Por desgracia, en aquella lejana tarde de 1795 difícilmente podía imaginar que cuatro años después conocería a otro hombre del mismo apellido. Aunque, bien mirado, quizá por eso el bebedizo de los sabios azules había devuelto esa visita a sus recuerdos.

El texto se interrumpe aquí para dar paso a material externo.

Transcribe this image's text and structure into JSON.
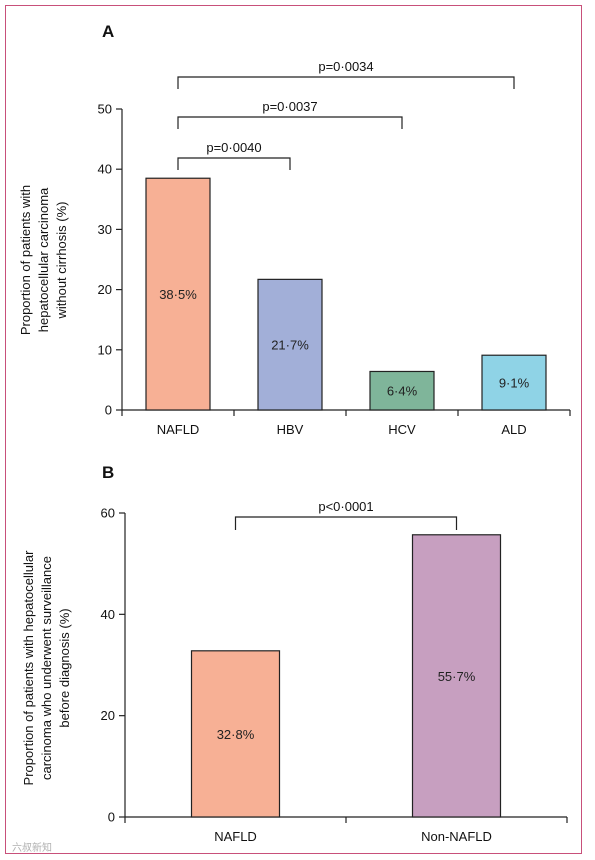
{
  "chart_data": [
    {
      "type": "bar",
      "panel": "A",
      "ylabel_lines": [
        "Proportion of patients with",
        "hepatocellular carcinoma",
        "without cirrhosis (%)"
      ],
      "categories": [
        "NAFLD",
        "HBV",
        "HCV",
        "ALD"
      ],
      "values": [
        38.5,
        21.7,
        6.4,
        9.1
      ],
      "value_labels": [
        "38·5%",
        "21·7%",
        "6·4%",
        "9·1%"
      ],
      "colors": [
        "#f7b095",
        "#a2afd8",
        "#7fb59a",
        "#8fd3e6"
      ],
      "ylim": [
        0,
        50
      ],
      "yticks": [
        0,
        10,
        20,
        30,
        40,
        50
      ],
      "comparisons": [
        {
          "from": 0,
          "to": 1,
          "label": "p=0·0040"
        },
        {
          "from": 0,
          "to": 2,
          "label": "p=0·0037"
        },
        {
          "from": 0,
          "to": 3,
          "label": "p=0·0034"
        }
      ]
    },
    {
      "type": "bar",
      "panel": "B",
      "ylabel_lines": [
        "Proportion of patients with hepatocellular",
        "carcinoma who underwent surveillance",
        "before diagnosis (%)"
      ],
      "categories": [
        "NAFLD",
        "Non-NAFLD"
      ],
      "values": [
        32.8,
        55.7
      ],
      "value_labels": [
        "32·8%",
        "55·7%"
      ],
      "colors": [
        "#f7b095",
        "#c79fc0"
      ],
      "ylim": [
        0,
        60
      ],
      "yticks": [
        0,
        20,
        40,
        60
      ],
      "comparisons": [
        {
          "from": 0,
          "to": 1,
          "label": "p<0·0001"
        }
      ]
    }
  ],
  "watermark": "六叔新知"
}
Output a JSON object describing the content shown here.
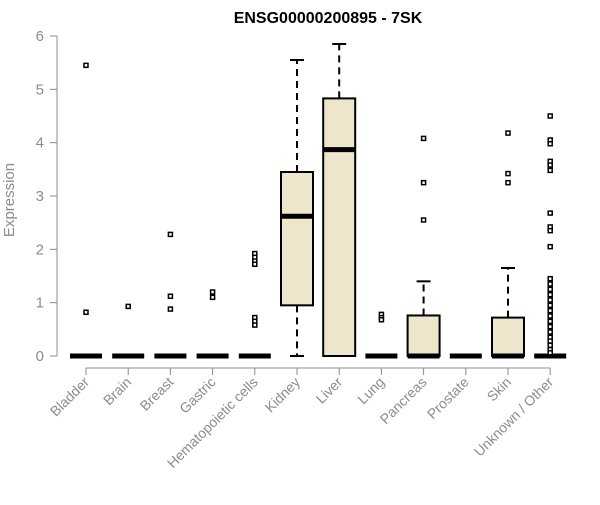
{
  "chart_data": {
    "type": "boxplot",
    "title": "ENSG00000200895 - 7SK",
    "ylabel": "Expression",
    "xlabel": "",
    "ylim": [
      0,
      6
    ],
    "yticks": [
      0,
      1,
      2,
      3,
      4,
      5,
      6
    ],
    "grid": false,
    "legend": "none",
    "colors": {
      "box_fill": "#ede6cc",
      "stroke": "#000000",
      "axis": "#8c8c8c"
    },
    "categories": [
      "Bladder",
      "Brain",
      "Breast",
      "Gastric",
      "Hematopoietic cells",
      "Kidney",
      "Liver",
      "Lung",
      "Pancreas",
      "Prostate",
      "Skin",
      "Unknown / Other"
    ],
    "boxes": [
      {
        "category": "Bladder",
        "whisker_low": 0,
        "q1": 0,
        "median": 0,
        "q3": 0,
        "whisker_high": 0,
        "outliers": [
          5.45,
          0.82
        ]
      },
      {
        "category": "Brain",
        "whisker_low": 0,
        "q1": 0,
        "median": 0,
        "q3": 0,
        "whisker_high": 0,
        "outliers": [
          0.93
        ]
      },
      {
        "category": "Breast",
        "whisker_low": 0,
        "q1": 0,
        "median": 0,
        "q3": 0,
        "whisker_high": 0,
        "outliers": [
          2.28,
          1.12,
          0.88
        ]
      },
      {
        "category": "Gastric",
        "whisker_low": 0,
        "q1": 0,
        "median": 0,
        "q3": 0,
        "whisker_high": 0,
        "outliers": [
          1.2,
          1.1
        ]
      },
      {
        "category": "Hematopoietic cells",
        "whisker_low": 0,
        "q1": 0,
        "median": 0,
        "q3": 0,
        "whisker_high": 0,
        "outliers": [
          1.92,
          1.85,
          1.78,
          1.72,
          0.72,
          0.65,
          0.58
        ]
      },
      {
        "category": "Kidney",
        "whisker_low": 0,
        "q1": 0.95,
        "median": 2.62,
        "q3": 3.45,
        "whisker_high": 5.55,
        "outliers": []
      },
      {
        "category": "Liver",
        "whisker_low": 0,
        "q1": 0,
        "median": 3.87,
        "q3": 4.83,
        "whisker_high": 5.85,
        "outliers": []
      },
      {
        "category": "Lung",
        "whisker_low": 0,
        "q1": 0,
        "median": 0,
        "q3": 0,
        "whisker_high": 0,
        "outliers": [
          0.78,
          0.72,
          0.68
        ]
      },
      {
        "category": "Pancreas",
        "whisker_low": 0,
        "q1": 0,
        "median": 0,
        "q3": 0.76,
        "whisker_high": 1.4,
        "outliers": [
          4.08,
          3.25,
          2.55
        ]
      },
      {
        "category": "Prostate",
        "whisker_low": 0,
        "q1": 0,
        "median": 0,
        "q3": 0,
        "whisker_high": 0,
        "outliers": []
      },
      {
        "category": "Skin",
        "whisker_low": 0,
        "q1": 0,
        "median": 0,
        "q3": 0.72,
        "whisker_high": 1.65,
        "outliers": [
          4.18,
          3.42,
          3.25
        ]
      },
      {
        "category": "Unknown / Other",
        "whisker_low": 0,
        "q1": 0,
        "median": 0,
        "q3": 0,
        "whisker_high": 0,
        "outliers": [
          4.5,
          4.05,
          3.98,
          3.65,
          3.58,
          3.48,
          2.68,
          2.42,
          2.35,
          2.05,
          1.45,
          1.35,
          1.25,
          1.15,
          1.05,
          0.95,
          0.85,
          0.75,
          0.65,
          0.55,
          0.45,
          0.35,
          0.28,
          0.2,
          0.12,
          0.06
        ]
      }
    ]
  }
}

Ahora, al reflexionar sobre el nombre de pila de aquel egipcio afincado en Francia, amigo de Saint-Germain, cayó en la cuenta de la fina ironía que escondía todo aquello. En el evangelio de Juan se cuenta la historia de otro Nicodemo. En él se explica que, junto a José de Arimatea, fue el único que se acercó al cadáver de Jesús y ayudó a embalsamarlo con aloe y mirra. En cierta manera, aquel primer Nicodemo fue el responsable de su purificación y de la preparación para su regreso a la vida.
¿Otra casualidad?
¿Y qué hacía ahora él, en Egipto, en manos de un asistente de idéntico apellido?
¿También era un capricho del azar?
Napoleón —antes incluso de que su mente regresara a Nazaret, al momento en el que despertó del misterioso bebedizo de la memoria— ya sabía que no.